Medical and Electrical Engineering Defense, Jiahong Li

Advances in bioelectronic technologies are enabling continuous health monitoring and closed-loop therapeutic intervention. However, a fundamental challenge remains: the mechanical and functional mismatch between rigid electronics and soft, dynamic biological tissues, leading to unstable interfaces and unreliable performance.

To bridge the gap between tissue and bioelectronics, I developed a multimodal bioelectronic system with biphasic elastomer–hydrogel platform designed to bridge this interface. By integrating mechanically compliant elastomers with adhesive hydrogels, this system enables stable, conformal contact with tissues while supporting multimodal sensing and stimulation. This system achieves reliable in vivo signal acquisition, stable adhesion, and integrated neuromodulation, demonstrating a path toward robust implantable bioelectronics.

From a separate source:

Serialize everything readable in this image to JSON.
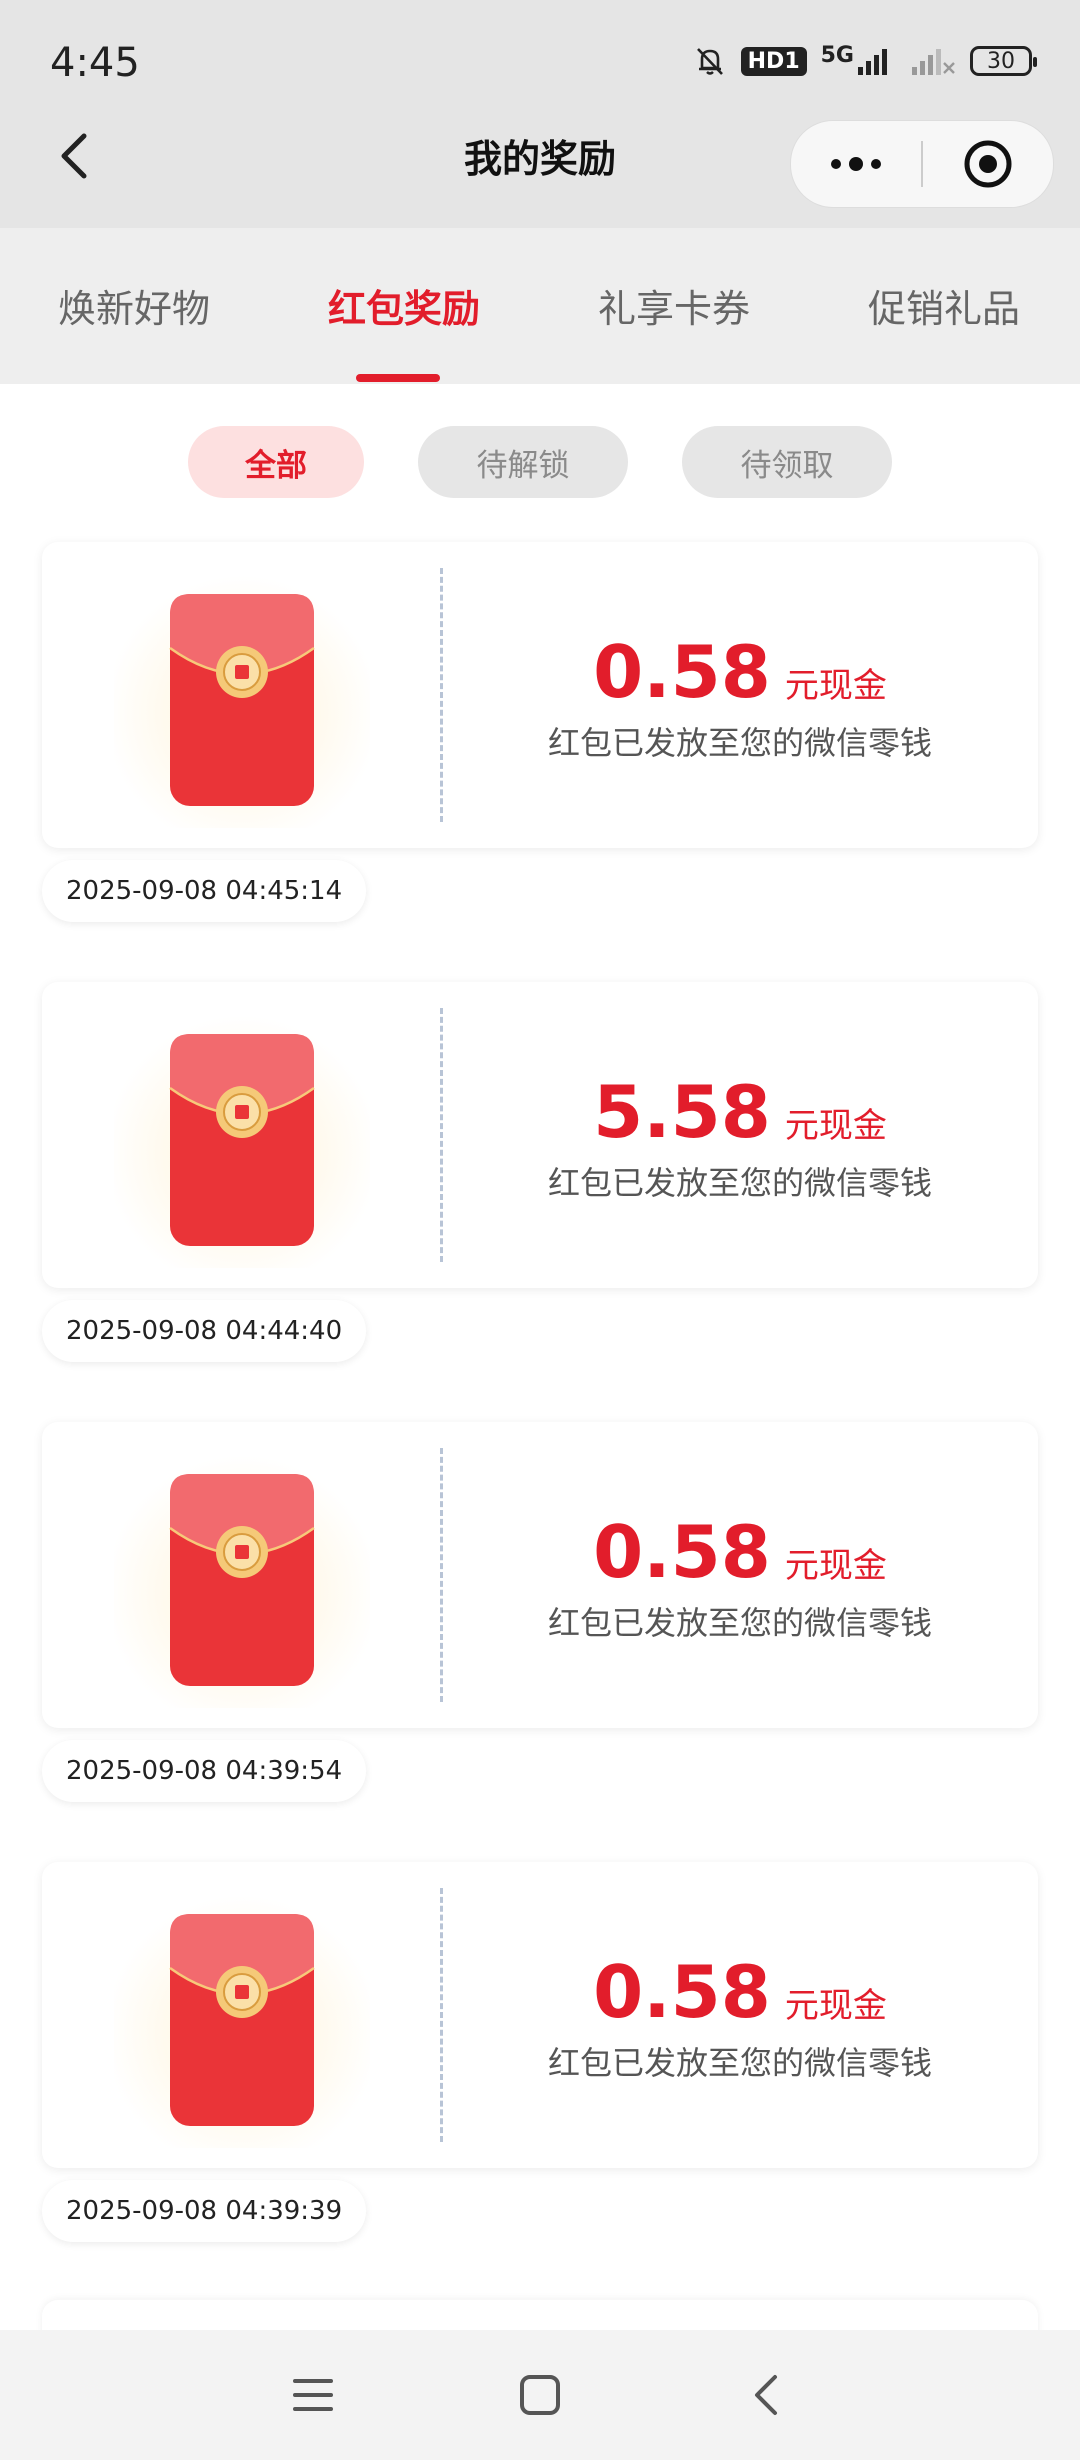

In addition, scalable fabrication is essential for translating bioelectronics from lab-scale prototypes to real-world applications. Here, I develop printing-based methods that enable mask-free, large-area, multimaterial patterning with strong formulation flexibility, allowing new functions to be incorporated without redesigning the entire device.

Together, this work establishes a materials-to-systems approach for next-generation bioelectronics, advancing wearable and implantable platforms for continuous monitoring, adaptive therapy, and intelligent human–machine interfaces.